Pojawiły się tam hasła takie jak: To doskonała propozycja dla tych, którzy pragną znaleźć swoje wymarzone miejsce do życia czy Lokalizacja Osiedla Młodych jest również godna uwagi. Inwestycja znajduje się w bliskim sąsiedztwie różnorodnych udogodnień, co czyni codzienne życie łatwiejszym i bardziej komfortowym dla mieszkańców. Położenie osiedla zapewnia dostęp do licznych punktów usługowych, sklepów i restauracji, które są łatwo dostępne dla mieszkańców. Z kolei urokliwa zabudowa jednorodzinna od strony wschodniej nadaje temu miejscu wyjątkowy, rodzinny charakter.
Jak mówi deweloper Marek Rogowski, zainteresowanie kupnem mieszkań było bardzo duże.
-Był popyt. Za długo nie sprzedawaliśmy tego. Ja uznaję, jako doświadczony w tej branży, że sprzedało się to w dobrym czasie. Trzy czy cztery miesiące - komentuje sprawę. Głos zabrała także Marta Redlińska-Rogowska ze spółki Duet Nieruchomości, która jest tu inwestorem.
-Inwestycja zbliża się już do końca. Blok jest oczywiście wznoszony zgodnie z prawem, w oparciu o pozwolenie na budowę. Nie ma w tym nic nadzwyczajnego. Zdarza się, że osiedla powstają też przy zakładach poprawczych czy zakładach pogrzebowych. Nikt nikogo nie zmuszał do kupna tu mieszkań - mówiła w rozmowie ze stacją TVN24.

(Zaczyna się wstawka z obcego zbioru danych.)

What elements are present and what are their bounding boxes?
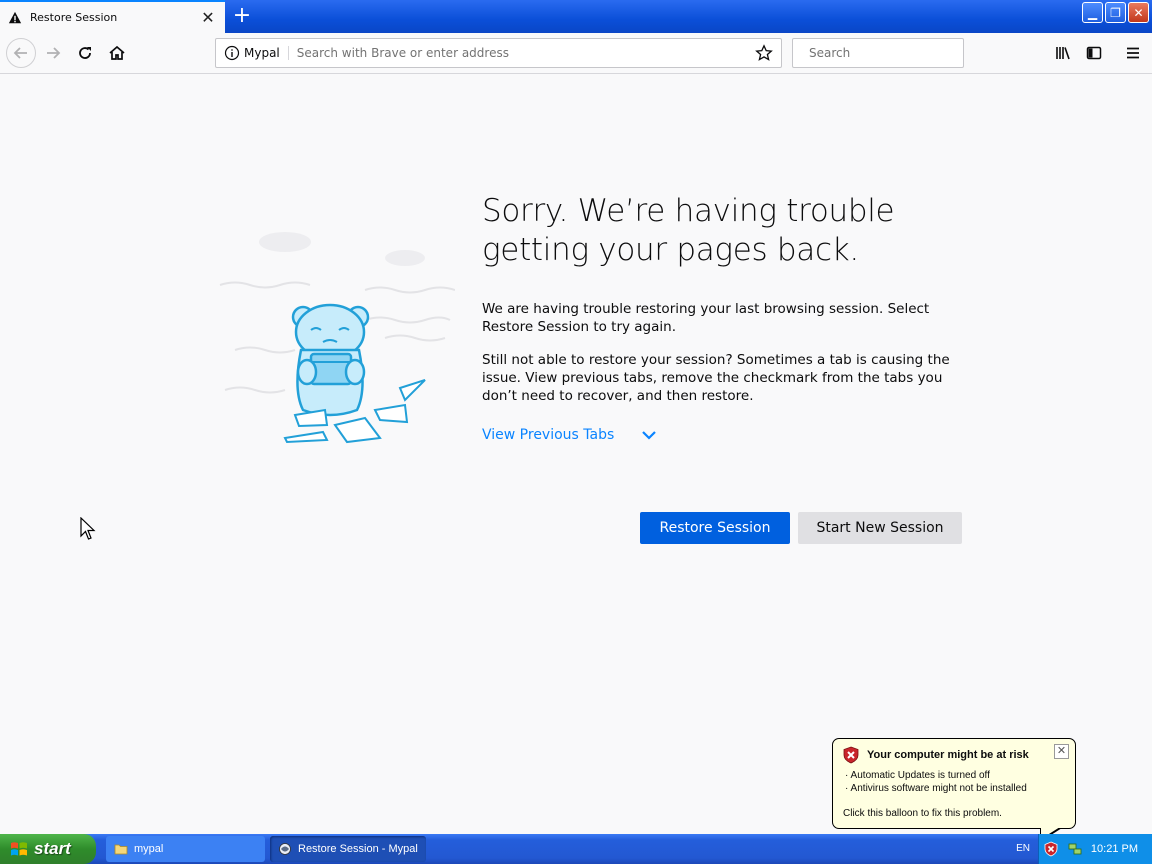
network-icon[interactable] <box>1067 841 1083 857</box>
taskbar-item-mypal-folder[interactable]: mypal <box>106 836 265 862</box>
balloon-warnings: · Automatic Updates is turned off · Anti… <box>843 769 1065 795</box>
back-button[interactable] <box>6 38 36 68</box>
mouse-cursor-icon <box>80 517 96 540</box>
balloon-header: Your computer might be at risk <box>843 746 1065 764</box>
taskbar: start mypal Restore Session - Mypal EN 1… <box>0 834 1152 864</box>
security-shield-icon <box>843 746 859 764</box>
security-balloon[interactable]: Your computer might be at risk ✕ · Autom… <box>832 738 1076 829</box>
sidebar-icon <box>1086 46 1102 60</box>
balloon-warning-updates: · Automatic Updates is turned off <box>845 770 990 781</box>
bookmark-star-icon[interactable] <box>755 44 773 62</box>
menu-button[interactable] <box>1118 38 1148 68</box>
library-button[interactable] <box>1048 38 1078 68</box>
library-icon <box>1056 47 1070 60</box>
address-bar[interactable]: Mypal <box>215 38 782 68</box>
security-alert-icon[interactable] <box>1043 841 1059 857</box>
start-new-session-button[interactable]: Start New Session <box>798 512 962 544</box>
home-button[interactable] <box>102 38 132 68</box>
search-input[interactable] <box>809 46 959 60</box>
clock: 10:21 PM <box>1090 843 1138 855</box>
address-input[interactable] <box>296 46 755 60</box>
balloon-title: Your computer might be at risk <box>867 749 1029 761</box>
view-previous-tabs-label: View Previous Tabs <box>482 427 615 443</box>
folder-icon <box>114 844 128 855</box>
start-label: start <box>34 839 71 858</box>
title-line-1: Sorry. We’re having trouble <box>482 193 895 229</box>
language-indicator[interactable]: EN <box>1016 843 1030 854</box>
hamburger-menu-icon <box>1127 47 1139 59</box>
tab-close-icon[interactable]: ✕ <box>199 8 217 27</box>
balloon-warning-antivirus: · Antivirus software might not be instal… <box>845 783 1027 794</box>
reload-icon <box>79 47 91 59</box>
tab-title: Restore Session <box>30 11 118 24</box>
close-window-button[interactable]: ✕ <box>1128 2 1149 23</box>
taskbar-item-restore-session[interactable]: Restore Session - Mypal <box>270 836 426 862</box>
taskbar-item-label: mypal <box>134 843 164 855</box>
chevron-down-icon <box>642 431 657 440</box>
identity-label: Mypal <box>244 46 289 60</box>
maximize-button[interactable]: ❐ <box>1105 2 1126 23</box>
page-title: Sorry. We’re having trouble getting your… <box>482 192 952 270</box>
view-previous-tabs-toggle[interactable]: View Previous Tabs <box>482 426 658 444</box>
balloon-fix-text: Click this balloon to fix this problem. <box>843 808 1002 819</box>
troubleshoot-description: Still not able to restore your session? … <box>482 352 950 404</box>
forward-arrow-icon <box>47 47 61 59</box>
start-new-session-label: Start New Session <box>816 520 944 536</box>
warning-icon <box>8 11 22 23</box>
mypal-browser-icon <box>279 843 291 855</box>
forward-button[interactable] <box>38 38 68 68</box>
window-controls: ▁ ❐ ✕ <box>1082 2 1149 23</box>
search-bar[interactable] <box>792 38 964 68</box>
new-tab-button[interactable]: + <box>229 3 255 29</box>
balloon-close-icon[interactable]: ✕ <box>1054 744 1069 759</box>
start-button[interactable]: start <box>0 834 96 864</box>
title-line-2: getting your pages back. <box>482 232 859 268</box>
reload-button[interactable] <box>70 38 100 68</box>
sidebar-button[interactable] <box>1079 38 1109 68</box>
restore-description: We are having trouble restoring your las… <box>482 301 930 335</box>
system-tray: 10:21 PM <box>1038 834 1152 864</box>
tab-restore-session[interactable]: Restore Session ✕ <box>0 0 225 33</box>
sad-bear-illustration <box>219 232 455 444</box>
windows-flag-icon <box>11 842 27 856</box>
navigation-toolbar: Mypal <box>0 33 1152 74</box>
restore-session-label: Restore Session <box>659 520 771 536</box>
restore-session-button[interactable]: Restore Session <box>640 512 790 544</box>
tab-strip: Restore Session ✕ + ▁ ❐ ✕ <box>0 0 1152 33</box>
minimize-button[interactable]: ▁ <box>1082 2 1103 23</box>
info-icon[interactable] <box>224 45 240 61</box>
taskbar-item-label: Restore Session - Mypal <box>298 843 418 855</box>
home-icon <box>109 45 125 60</box>
back-arrow-icon <box>13 47 27 59</box>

Redlińska-Rogowska podkreśliła również, że metr kwadratowy kosztował w tym bloku dziewięć tysięcy złotych i wszystkie mieszkania zostały już sprzedane. Jej zdaniem mieszkania wyprzedały się tak szybko dzięki programowi Bezpieczny kredyt 2 procent. Wspomniała również, że od kilku lat mówi się, iż areszt ma się przenieść z ulicy Hetmańskiej, a teren zostanie wystawiony na sprzedaż.
A co na to zarząd aresztu i magistrat?
Podporucznik Kamil Glanowski, rzecznik dyrektora aresztu śledczego w Białymstoku, w wiadomości do TVN24 pisze, że bezpośrednio za murem nie spacerują osadzeni. Podkreśla też, że nic nie wie o takich planach, a za murem znajduje się jedynie parking wewnętrzny jednostki oraz budynek administracyjny, w którym służbę pełnią funkcjonariusze. Może tam powstać osiedle mieszkaniowe. I będzie po problemie.
Agnieszka Błachowska z białostockiego magistratu poinformowała, że nie ma tu planu zagospodarowania przestrzennego, więc pozwolenie na budowę (z marca 2023 roku) zostało wydane w oparciu o decyzję o warunkach zabudowy.
Trzeba podkreślić, że nie ma przepisów zakazujących takiej budowy. Ściana budynku jest posadowiona 4,10 metra od granicy działki, na której znajduje się zakład karny, balkony – 2,30 metra od granicy, zgodnie z obowiązującymi warunkami technicznymi – napisała Błachowska w mailu do stacji TVN24. Dodała też, że areszt był stroną postępowania przy wydawaniu warunków zabudowy i pozwolenia na budowę i nie wniósł żadnych zastrzeżeń.